The paper ends with a set of calls-to-action for different stakeholders in the ports, the terminal operators, OEMs, port authorities, affiliated government entities, and shipping line operators. They are all bog standard and obvious things, but very worth calling out. I’ll explore them with Rashidbeigi in our discussion, as there are nuances in there.
But for untethered container handling equipment, the mobile workhorses of modern ports, the answer is the same as for all other forms of ground transportation: batteries. It’s time to end that senseless debate and get on with it.
Port Water Vehicles
While I’m unaware of any white paper that’s as crisp as the APM Terminal release for port water vehicles, this is a place that’s also an obvious one. While the occasional hydrogen vessel is commissioned by various people, electric ferries, electric tugs, and electric tenders keep slipping into the water in droves.
Singapore is a good case in point on this. Its Maritime Decarbonization Blueprint has seven focus areas, and domestic harbor craft is one of them. What does it say?
“All harbour craft will operate on low-carbon energy solutions by 2030”
Note the language: low-carbon energy solution. They aren’t falling into the seductive trap of ‘low-carbon fuel’ that so many vendors of fuels and hydrogen for energy types deeply wish they would.
From my perspective, that means that all of the replacement water craft will end up being battery-electric and that attempts to make hydrogen work on the water will fail as well.
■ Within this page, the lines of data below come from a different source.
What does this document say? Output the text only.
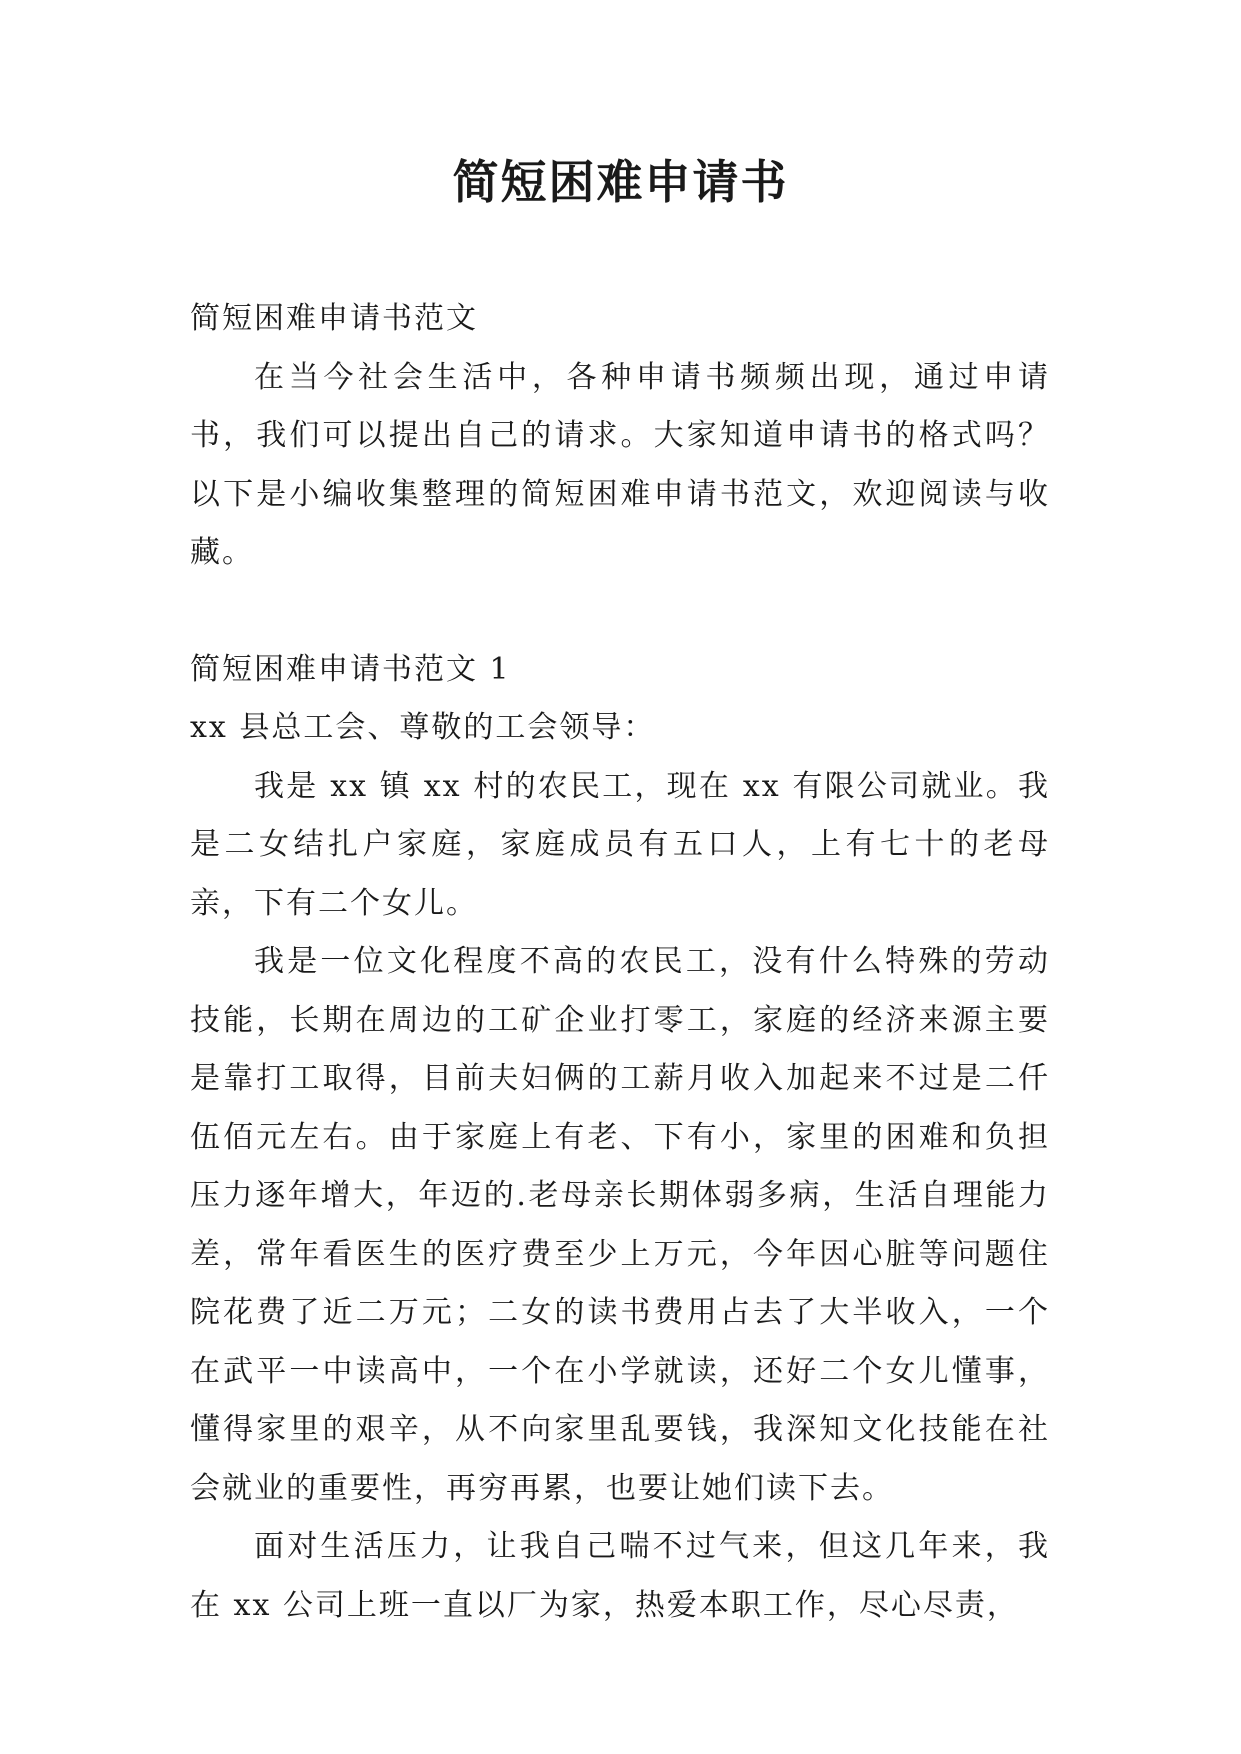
简短困难申请书

简短困难申请书范文

在当今社会生活中，各种申请书频频出现，通过申请书，我们可以提出自己的请求。大家知道申请书的格式吗？以下是小编收集整理的简短困难申请书范文，欢迎阅读与收藏。

简短困难申请书范文 1

xx 县总工会、尊敬的工会领导：

我是 xx 镇 xx 村的农民工，现在 xx 有限公司就业。我是二女结扎户家庭，家庭成员有五口人，上有七十的老母亲，下有二个女儿。

我是一位文化程度不高的农民工，没有什么特殊的劳动技能，长期在周边的工矿企业打零工，家庭的经济来源主要是靠打工取得，目前夫妇俩的工薪月收入加起来不过是二仟伍佰元左右。由于家庭上有老、下有小，家里的困难和负担压力逐年增大，年迈的.老母亲长期体弱多病，生活自理能力差，常年看医生的医疗费至少上万元，今年因心脏等问题住院花费了近二万元；二女的读书费用占去了大半收入，一个在武平一中读高中，一个在小学就读，还好二个女儿懂事，懂得家里的艰辛，从不向家里乱要钱，我深知文化技能在社会就业的重要性，再穷再累，也要让她们读下去。

面对生活压力，让我自己喘不过气来，但这几年来，我在 xx 公司上班一直以厂为家，热爱本职工作，尽心尽责，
But Singapore isn’t there yet. There is a lot in the blueprint about importing hydrogen and developing use cases for hydrogen and developing infrastructure for hydrogen. There’s also a lot about importing renewable electricity from countries both nearby — Malaysia is only a kilometer away across the Johor Strait and Indonesia is 16 km away across the shallow Singapore Strait — and distant, with the Suncable effort that’s back on the table to bring Australia’s sunshine to the Little Red Dot via subsea HVDC cable.
As I’ve been saying to Toh for a few years now, it’s going to be all electricity, all the time with an ASEAN Supergrid developing and tying into China’s Asian Supergrid. The use cases for hydrogen won’t pencil out, and the country will decarbonize with electrons, just like everywhere else.
But that’s a process and there will be a million tiny experiments, each of which will yet again recreate the total cost of ownership process and find that hydrogen for energy doesn’t make economic sense. Singapore being Singapore, those assessments will likely be done before they commit too much money to hydrogen as a fuel, unlike the case of Lower Saxony with its hydrogen train debacle and reversal.
In the future, all of the ground and water equipment in ports will be grid-tied or battery-electric. The ships that berth in them will come in and leave silently under battery power and plug into megacharging buoys and swap depleted containers of batteries for charged ones. They’ll use electrons for onboard power instead of generators. The ports will be much quieter, much less polluted, much less of a greenhouse gas emitter, and much more efficient. Everyone will be better off at the end of this process. Well, except for the people who invested heavily in hydrogen for energy.